Lorsqu’Emmanuel Karenzi Karake, chef des services de renseignements du Rwanda, a été conduit sur le banc des accusés dans un tribunal londonien jeudi, il a levé ses mains serrées au-dessus de sa tête, saluant ainsi le public dans la tribune. Quelques dizaines de personnes ont lancé des encouragements, d’autres ont regardé en silence. Pour certains, Karenzi Karake est un héros, un membre clé du Front patriotique rwandais (FPR) qui a mis fin au génocide de 1994 au Rwanda. Mais pour d’autres, il est responsable de nombreux meurtres et d’autres abus commis pendant la période post-génocide.
Karenzi Karake a été déféré au tribunal suite à son arrestation à Londres le 20 juin dernier. Il conteste une demande d’extradition émise par l’Espagne sur la base d’allégations de crimes graves, y compris des crimes contre l’humanité, commis entre 1990 et 2002 au Rwanda et en République démocratique du Congo voisine.
Le génocide de 1994 au Rwanda, au cours duquel plus d’un demi-million de personnes ont été systématiquement massacrées, a constitué un événement cataclysmique. La vaste majorité des victimes étaient des Tutsis pris pour cible uniquement en raison de leur appartenance ethnique. Le FPR a renversé le gouvernement intérimaire et son armée qui avaient perpétré le génocide, et est acclamé à juste titre par de nombreux Rwandais pour avoir mis un terme au génocide. Mais l’histoire ne s’arrête pas là.
Dans les semaines et les mois qui ont suivi le génocide, les militaires du FPR ont tué des milliers de civils hutus non armés qu’ils soupçonnaient d’avoir participé au génocide. Ces meurtres perpétrés par le FPR étaient systématiques et généralisés, et les commandants, dont Karenzi Karake, devaient au moins en avoir connaissance.
Au cours des années suivantes, sous le nouveau gouvernement formé par le FPR, des militaires de l’Armée patriotique rwandaise (APR) ont tué de nombreux autres civils, notamment pendant une opération de contre-insurrection menée dans le nord-ouest du Rwanda en 1997 et 1998. Lorsque l’APR a envahi la RD Congo en 1996, ses militaires sont allés encore plus loin, massacrant sans distinction non seulement des réfugiés hutus rwandais, mais aussi des civils hutus congolais qui n’avaient rien à voir avec le génocide.
L’étendue des crimes commis en RD Congo a été révélée dans un rapport détaillé de l’ONU datant de 2010, qui a constaté que l’armée rwandaise et ses alliés rebelles congolais avaient mené une « poursuite impitoyable et des massacres de grande ampleur de réfugiés hutus » en 1996 et 1997 ; la majorité des victimes étaient des femmes, des enfants, et des personnes âgées ou malades. Le rapport a conclu que les attaques constituaient des crimes contre l’humanité.

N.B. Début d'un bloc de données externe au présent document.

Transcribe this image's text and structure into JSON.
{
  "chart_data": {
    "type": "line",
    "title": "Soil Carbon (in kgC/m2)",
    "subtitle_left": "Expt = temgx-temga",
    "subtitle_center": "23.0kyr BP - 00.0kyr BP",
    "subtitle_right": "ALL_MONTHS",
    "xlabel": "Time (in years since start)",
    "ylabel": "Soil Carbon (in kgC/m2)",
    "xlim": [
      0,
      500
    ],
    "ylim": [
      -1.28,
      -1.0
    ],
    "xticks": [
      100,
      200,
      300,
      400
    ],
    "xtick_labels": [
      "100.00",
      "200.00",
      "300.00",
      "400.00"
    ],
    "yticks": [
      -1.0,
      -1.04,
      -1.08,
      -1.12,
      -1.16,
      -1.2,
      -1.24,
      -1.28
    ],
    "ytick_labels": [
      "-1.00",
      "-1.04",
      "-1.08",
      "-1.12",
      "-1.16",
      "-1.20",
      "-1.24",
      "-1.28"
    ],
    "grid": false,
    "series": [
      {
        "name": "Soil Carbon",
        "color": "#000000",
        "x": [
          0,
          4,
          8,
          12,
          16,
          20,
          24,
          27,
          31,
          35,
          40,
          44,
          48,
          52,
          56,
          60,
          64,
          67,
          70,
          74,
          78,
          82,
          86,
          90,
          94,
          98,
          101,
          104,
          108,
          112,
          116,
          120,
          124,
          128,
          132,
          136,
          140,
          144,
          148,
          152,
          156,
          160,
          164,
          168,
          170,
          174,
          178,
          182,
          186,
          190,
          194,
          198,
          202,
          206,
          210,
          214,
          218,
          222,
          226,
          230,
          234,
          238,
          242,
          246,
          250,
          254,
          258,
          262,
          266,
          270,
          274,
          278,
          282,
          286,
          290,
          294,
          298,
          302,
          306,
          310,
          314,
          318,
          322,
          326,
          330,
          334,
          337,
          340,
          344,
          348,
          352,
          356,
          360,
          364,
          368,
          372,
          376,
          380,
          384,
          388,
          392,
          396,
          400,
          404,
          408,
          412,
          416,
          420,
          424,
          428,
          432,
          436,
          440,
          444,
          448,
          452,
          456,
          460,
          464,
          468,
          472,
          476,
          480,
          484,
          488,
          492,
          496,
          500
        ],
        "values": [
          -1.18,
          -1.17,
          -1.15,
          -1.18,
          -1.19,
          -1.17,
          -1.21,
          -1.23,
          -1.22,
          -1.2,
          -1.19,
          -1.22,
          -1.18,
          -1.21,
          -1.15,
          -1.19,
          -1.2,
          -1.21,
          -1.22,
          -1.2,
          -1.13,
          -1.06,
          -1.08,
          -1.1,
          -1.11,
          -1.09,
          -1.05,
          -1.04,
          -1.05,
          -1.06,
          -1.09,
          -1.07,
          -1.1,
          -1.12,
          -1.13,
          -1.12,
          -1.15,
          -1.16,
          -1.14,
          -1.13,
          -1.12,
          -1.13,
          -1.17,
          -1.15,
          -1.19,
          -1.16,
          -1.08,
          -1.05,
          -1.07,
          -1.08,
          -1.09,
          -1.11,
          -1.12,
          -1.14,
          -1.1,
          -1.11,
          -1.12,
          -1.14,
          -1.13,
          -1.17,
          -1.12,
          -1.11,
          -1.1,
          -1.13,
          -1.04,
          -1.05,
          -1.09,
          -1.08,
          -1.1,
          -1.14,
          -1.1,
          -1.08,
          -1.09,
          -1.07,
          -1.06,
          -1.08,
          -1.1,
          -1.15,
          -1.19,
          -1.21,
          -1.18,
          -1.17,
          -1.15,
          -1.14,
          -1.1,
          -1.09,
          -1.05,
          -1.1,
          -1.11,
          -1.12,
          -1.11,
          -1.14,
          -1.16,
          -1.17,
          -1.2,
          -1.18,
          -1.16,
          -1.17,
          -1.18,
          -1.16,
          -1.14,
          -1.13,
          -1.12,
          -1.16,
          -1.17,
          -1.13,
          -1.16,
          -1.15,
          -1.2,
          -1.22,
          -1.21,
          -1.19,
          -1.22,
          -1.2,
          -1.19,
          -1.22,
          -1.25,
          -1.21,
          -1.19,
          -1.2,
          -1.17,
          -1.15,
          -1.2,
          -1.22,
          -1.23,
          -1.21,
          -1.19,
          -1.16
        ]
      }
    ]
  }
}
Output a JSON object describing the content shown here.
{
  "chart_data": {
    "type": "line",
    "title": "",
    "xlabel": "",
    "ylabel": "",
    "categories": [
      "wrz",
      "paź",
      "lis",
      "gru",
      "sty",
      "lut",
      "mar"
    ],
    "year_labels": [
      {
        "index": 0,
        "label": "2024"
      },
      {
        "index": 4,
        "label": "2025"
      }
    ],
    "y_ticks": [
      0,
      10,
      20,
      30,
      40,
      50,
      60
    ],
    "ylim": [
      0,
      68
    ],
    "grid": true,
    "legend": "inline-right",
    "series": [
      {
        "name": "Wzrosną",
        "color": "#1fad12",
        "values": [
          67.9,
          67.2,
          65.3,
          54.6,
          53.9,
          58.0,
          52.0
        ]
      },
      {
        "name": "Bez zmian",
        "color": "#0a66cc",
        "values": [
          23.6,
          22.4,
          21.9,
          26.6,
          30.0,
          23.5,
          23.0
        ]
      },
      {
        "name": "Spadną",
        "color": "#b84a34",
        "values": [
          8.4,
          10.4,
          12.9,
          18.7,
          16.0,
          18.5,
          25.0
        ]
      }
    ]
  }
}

Tout au long de cette période, Karenzi Karake a occupé des postes de haute responsabilité au sein de l’armée et des services de renseignements.
La justice pour ces atrocités a été inaccessible à ce jour. Le gouvernement rwandais et le FPR, parti toujours au pouvoir au Rwanda, ont à plusieurs reprises usé de pressions diplomatiques, politiques et morales, et parfois de menaces, pour entraver toute tentative de
traduire en justice leurs hauts responsables, au Rwanda comme à l’étranger. Pour les victimes de ces crimes, l’arrestation de Karenzi Karake représente donc un moment rare et historique.
Les autorités gouvernementales rwandaises et leurs partisans, tels que l’ancien ministre britannique du Développement international Andrew Mitchell, ont qualifié l’arrestation de Karenzi Karake de scandaleuse. Mais ils n’ont rien à dire sur la question de justice pour les nombreuses victimes des crimes du FPR. La justice doit être rendue pour toutes les victimes. Notre sentiment collectif d’horreur face au génocide ne devrait être utilisé pour priver les victimes de justice, ni pour protéger les responsables d’autres crimes. Le fait d’avoir contribué à mettre fin au génocide ne peut, en aucun cas, octroyer l’impunité pour d’autres meurtres.